Trump’s admission to Walter Reed National Military Medical Center on Friday was met with expressions of sympathy and support from foreign leaders including British Prime Minister Boris Johnson and Putin, who sent a telegram saying he was sure that Trump’s “inherent vitality, vigour and optimism will help you overcome the dangerous virus.”
Putin himself has been far more cautious about his personal safety, spending the last six months in virtual isolation at a country estate outside Moscow. Most of his meetings have been via videoconference. Those who visit in person reportedly must first quarantine for 14 days and obtain a negative coronavirus test result.

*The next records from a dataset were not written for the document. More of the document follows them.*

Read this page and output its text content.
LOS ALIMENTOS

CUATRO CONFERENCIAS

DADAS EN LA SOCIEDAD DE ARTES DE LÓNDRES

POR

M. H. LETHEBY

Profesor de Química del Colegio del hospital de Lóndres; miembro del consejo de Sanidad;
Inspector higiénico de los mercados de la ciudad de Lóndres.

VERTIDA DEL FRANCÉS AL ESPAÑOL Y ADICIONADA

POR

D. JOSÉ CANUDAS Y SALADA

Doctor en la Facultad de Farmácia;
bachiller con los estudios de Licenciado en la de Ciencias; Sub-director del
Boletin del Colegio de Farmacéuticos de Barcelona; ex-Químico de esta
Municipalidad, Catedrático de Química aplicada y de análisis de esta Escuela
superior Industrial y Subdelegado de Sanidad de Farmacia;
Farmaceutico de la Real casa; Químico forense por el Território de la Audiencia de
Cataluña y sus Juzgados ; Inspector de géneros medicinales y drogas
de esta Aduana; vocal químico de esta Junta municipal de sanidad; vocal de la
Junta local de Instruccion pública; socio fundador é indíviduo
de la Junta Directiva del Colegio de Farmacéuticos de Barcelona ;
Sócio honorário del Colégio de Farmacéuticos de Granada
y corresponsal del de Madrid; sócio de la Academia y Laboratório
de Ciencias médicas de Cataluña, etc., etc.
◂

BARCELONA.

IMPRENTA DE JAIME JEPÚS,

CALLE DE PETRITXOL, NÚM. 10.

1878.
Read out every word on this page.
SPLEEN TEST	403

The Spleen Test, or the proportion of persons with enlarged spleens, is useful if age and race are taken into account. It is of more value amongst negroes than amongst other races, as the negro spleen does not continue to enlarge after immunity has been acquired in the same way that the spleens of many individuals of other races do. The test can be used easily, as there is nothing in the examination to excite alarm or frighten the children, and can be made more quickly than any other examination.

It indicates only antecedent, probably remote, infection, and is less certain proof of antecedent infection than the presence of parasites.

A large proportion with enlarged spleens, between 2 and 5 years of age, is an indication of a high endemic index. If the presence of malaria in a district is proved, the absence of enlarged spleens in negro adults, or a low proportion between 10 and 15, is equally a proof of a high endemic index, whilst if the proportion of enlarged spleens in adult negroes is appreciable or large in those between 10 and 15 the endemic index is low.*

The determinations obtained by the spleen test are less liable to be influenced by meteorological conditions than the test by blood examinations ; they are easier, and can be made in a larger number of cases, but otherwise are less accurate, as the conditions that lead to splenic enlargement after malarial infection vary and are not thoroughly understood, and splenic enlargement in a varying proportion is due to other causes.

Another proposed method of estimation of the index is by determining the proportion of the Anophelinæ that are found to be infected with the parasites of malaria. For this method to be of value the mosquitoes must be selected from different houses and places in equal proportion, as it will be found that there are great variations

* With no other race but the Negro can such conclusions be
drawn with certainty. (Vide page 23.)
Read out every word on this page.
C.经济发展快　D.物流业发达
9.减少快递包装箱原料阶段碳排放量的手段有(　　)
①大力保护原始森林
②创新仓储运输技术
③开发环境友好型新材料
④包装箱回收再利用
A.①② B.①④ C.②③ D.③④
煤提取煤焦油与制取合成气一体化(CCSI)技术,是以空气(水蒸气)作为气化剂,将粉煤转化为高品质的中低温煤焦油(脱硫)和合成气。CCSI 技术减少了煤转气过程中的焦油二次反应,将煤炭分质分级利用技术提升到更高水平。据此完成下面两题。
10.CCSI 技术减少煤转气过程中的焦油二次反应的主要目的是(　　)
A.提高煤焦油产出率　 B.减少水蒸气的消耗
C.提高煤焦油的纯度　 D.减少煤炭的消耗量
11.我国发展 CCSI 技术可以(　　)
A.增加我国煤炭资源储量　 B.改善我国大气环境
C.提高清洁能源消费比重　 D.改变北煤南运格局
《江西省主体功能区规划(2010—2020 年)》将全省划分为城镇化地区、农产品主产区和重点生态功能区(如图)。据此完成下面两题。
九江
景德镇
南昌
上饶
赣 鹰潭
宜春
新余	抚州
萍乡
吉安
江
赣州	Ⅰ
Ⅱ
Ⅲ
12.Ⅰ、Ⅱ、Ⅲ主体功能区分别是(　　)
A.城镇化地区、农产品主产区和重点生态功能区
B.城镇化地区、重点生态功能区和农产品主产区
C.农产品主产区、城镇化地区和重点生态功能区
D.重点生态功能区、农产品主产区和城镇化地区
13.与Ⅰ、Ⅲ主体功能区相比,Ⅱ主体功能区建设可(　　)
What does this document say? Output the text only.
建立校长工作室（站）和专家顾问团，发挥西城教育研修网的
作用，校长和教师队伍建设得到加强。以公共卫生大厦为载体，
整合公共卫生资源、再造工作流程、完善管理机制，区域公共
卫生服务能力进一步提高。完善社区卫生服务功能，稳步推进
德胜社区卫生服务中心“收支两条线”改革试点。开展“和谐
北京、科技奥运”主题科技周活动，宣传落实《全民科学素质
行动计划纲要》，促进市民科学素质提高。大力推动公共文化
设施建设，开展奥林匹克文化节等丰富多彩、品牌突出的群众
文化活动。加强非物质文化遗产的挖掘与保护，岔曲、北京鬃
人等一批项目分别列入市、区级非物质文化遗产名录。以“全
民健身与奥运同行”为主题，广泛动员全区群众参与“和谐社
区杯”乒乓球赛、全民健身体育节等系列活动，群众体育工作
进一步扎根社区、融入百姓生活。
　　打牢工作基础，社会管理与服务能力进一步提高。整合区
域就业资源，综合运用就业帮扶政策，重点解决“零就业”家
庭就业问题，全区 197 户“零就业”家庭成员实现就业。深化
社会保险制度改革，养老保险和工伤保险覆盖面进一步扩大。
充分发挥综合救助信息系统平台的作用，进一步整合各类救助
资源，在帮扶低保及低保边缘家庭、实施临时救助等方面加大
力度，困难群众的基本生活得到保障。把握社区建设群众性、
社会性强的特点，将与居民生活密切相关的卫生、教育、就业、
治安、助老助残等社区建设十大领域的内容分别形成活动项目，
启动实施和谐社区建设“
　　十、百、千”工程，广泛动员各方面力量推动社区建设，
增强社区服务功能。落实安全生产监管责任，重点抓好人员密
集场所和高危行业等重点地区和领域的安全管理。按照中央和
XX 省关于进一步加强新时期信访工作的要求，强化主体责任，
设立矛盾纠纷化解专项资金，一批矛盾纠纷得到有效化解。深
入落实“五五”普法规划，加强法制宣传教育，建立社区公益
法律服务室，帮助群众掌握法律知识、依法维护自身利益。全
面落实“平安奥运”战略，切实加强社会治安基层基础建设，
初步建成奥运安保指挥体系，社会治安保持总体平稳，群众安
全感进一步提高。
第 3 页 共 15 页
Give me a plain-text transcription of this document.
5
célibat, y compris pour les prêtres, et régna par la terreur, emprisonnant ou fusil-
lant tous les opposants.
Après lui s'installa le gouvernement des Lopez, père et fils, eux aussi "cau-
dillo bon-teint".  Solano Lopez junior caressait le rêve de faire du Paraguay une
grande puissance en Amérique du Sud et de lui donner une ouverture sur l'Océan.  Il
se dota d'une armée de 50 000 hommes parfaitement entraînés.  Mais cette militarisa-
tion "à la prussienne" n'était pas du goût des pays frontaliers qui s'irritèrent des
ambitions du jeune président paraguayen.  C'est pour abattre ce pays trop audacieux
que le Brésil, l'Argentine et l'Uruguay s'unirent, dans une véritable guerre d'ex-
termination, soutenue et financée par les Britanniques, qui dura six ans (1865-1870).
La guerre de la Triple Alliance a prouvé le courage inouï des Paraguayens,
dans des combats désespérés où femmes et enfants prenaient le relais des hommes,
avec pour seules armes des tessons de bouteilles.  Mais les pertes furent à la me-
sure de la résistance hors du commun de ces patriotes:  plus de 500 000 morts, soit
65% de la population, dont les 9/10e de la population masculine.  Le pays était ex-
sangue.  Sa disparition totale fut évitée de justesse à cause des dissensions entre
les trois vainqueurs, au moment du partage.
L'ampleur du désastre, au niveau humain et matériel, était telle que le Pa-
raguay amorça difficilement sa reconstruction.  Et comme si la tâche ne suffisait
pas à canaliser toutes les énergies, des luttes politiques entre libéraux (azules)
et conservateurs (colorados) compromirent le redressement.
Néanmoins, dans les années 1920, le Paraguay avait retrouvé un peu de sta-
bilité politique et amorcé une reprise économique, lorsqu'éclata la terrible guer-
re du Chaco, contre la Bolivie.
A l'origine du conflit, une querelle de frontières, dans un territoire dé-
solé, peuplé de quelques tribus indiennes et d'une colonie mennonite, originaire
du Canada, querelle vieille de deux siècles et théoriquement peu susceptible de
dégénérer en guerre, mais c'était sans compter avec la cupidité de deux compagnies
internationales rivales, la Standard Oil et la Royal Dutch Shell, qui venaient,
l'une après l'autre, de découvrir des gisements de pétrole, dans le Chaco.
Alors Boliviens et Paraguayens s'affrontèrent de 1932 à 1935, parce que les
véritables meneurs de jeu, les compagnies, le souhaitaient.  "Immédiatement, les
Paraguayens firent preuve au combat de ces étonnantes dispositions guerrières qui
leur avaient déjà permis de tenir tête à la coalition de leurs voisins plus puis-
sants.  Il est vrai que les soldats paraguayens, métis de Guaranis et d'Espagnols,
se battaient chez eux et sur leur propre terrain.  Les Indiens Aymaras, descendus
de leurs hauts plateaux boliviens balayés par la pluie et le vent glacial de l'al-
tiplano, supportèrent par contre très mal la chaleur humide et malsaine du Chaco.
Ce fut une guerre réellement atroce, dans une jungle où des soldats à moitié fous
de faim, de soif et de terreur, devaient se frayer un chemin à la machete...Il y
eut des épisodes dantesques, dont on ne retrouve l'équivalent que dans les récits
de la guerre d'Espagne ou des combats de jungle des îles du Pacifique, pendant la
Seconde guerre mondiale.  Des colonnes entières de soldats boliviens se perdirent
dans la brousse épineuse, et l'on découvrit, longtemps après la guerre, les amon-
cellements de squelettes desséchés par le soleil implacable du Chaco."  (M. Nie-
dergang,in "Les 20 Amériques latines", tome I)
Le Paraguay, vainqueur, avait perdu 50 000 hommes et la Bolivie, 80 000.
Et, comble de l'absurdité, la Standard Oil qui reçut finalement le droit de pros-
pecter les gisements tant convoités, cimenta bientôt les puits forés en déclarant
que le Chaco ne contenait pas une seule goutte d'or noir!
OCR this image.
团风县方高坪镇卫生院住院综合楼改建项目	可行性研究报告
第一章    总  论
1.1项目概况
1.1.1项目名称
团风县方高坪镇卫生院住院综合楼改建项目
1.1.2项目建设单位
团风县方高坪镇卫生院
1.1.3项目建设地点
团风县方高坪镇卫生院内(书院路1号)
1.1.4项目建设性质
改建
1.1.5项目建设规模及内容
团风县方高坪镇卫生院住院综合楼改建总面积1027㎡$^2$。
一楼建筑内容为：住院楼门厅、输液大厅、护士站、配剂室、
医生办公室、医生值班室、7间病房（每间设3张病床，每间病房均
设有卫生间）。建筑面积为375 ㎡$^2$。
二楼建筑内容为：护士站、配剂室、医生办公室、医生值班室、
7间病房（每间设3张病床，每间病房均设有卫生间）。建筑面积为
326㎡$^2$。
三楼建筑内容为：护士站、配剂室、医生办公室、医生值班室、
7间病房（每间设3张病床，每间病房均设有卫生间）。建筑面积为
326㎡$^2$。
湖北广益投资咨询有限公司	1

On arrival, they must pass through a “disinfectant tunnel” to the residence, where strict social distancing is maintained.
Outside Putin’s bubble, Russia on Sunday reported 10,499 new cases in one day, the first time since mid-May that its daily number has exceeded 10,000. With total infections during the pandemic totaling 1.2 million, Russian authorities have reported an overall death toll of 21,358. Britain and France, where the virus is again spiking, on Saturday also posted record high rises in the daily number of cases.
Current and former U.S. officials said that Trump’s infection was widely seen overseas as a direct consequence of his troubled handling of the pandemic and part of a broader, disturbing pattern of perceived incompetence and turbulence.
“There’s been a steady series of emails just repeatedly asking, at repeated junctures, ‘What in the world is going on?’ ” said a former senior U.S. intelligence official in frequent contact with counterparts. Trump’s refusal to wear masks or abide by other protective measures has baffled foreign officials, the intelligence official said, describing Trump’s symptoms as an “extraordinary manifestation of the obtuseness of his approach to the coronavirus.”
This official and others emphasized that they believe that the U.S. military and intelligence agencies remain focused on overseas threats and are functioning well despite the turmoil in Washington.
“People can have confidence that the U.S. military and intelligence community at a professional level are doing their jobs and keeping an eye on everything and sounding alarms that need to be sounded,” McLaughlin said. “But into what environment? A very distracted and confused one at this point.”
While all voiced concern for Trump’s condition and said they hope for his recovery, several national security veterans said they have contemplated whether the United States would be better equipped to respond to a global crisis if Trump were forced to surrender his duties as president. The White House has said that is not under consideration, and Vice President Pence, who has tested negative for the virus, has scheduled a full week of on-the-road campaigning.
Hadley said he did not see U.S. national security as particularly vulnerable at the moment. “In some measure, it is too soon to tell. We really don’t know what the president’s condition is . . . and the other great uncertainty of course is whether . . . Biden will take a test today, tomorrow or the next day, and it will come up positive.”
Depending on who wins, he said, the riskiest time will be between the election and the inauguration when “what somebody might do wouldn’t be seen as trying to influence the outcome of the election, because all the votes would have been cast.”
“In many ways, that’s the more serious time of vulnerability and distraction. I’m more worried about that right now,” Hadley said.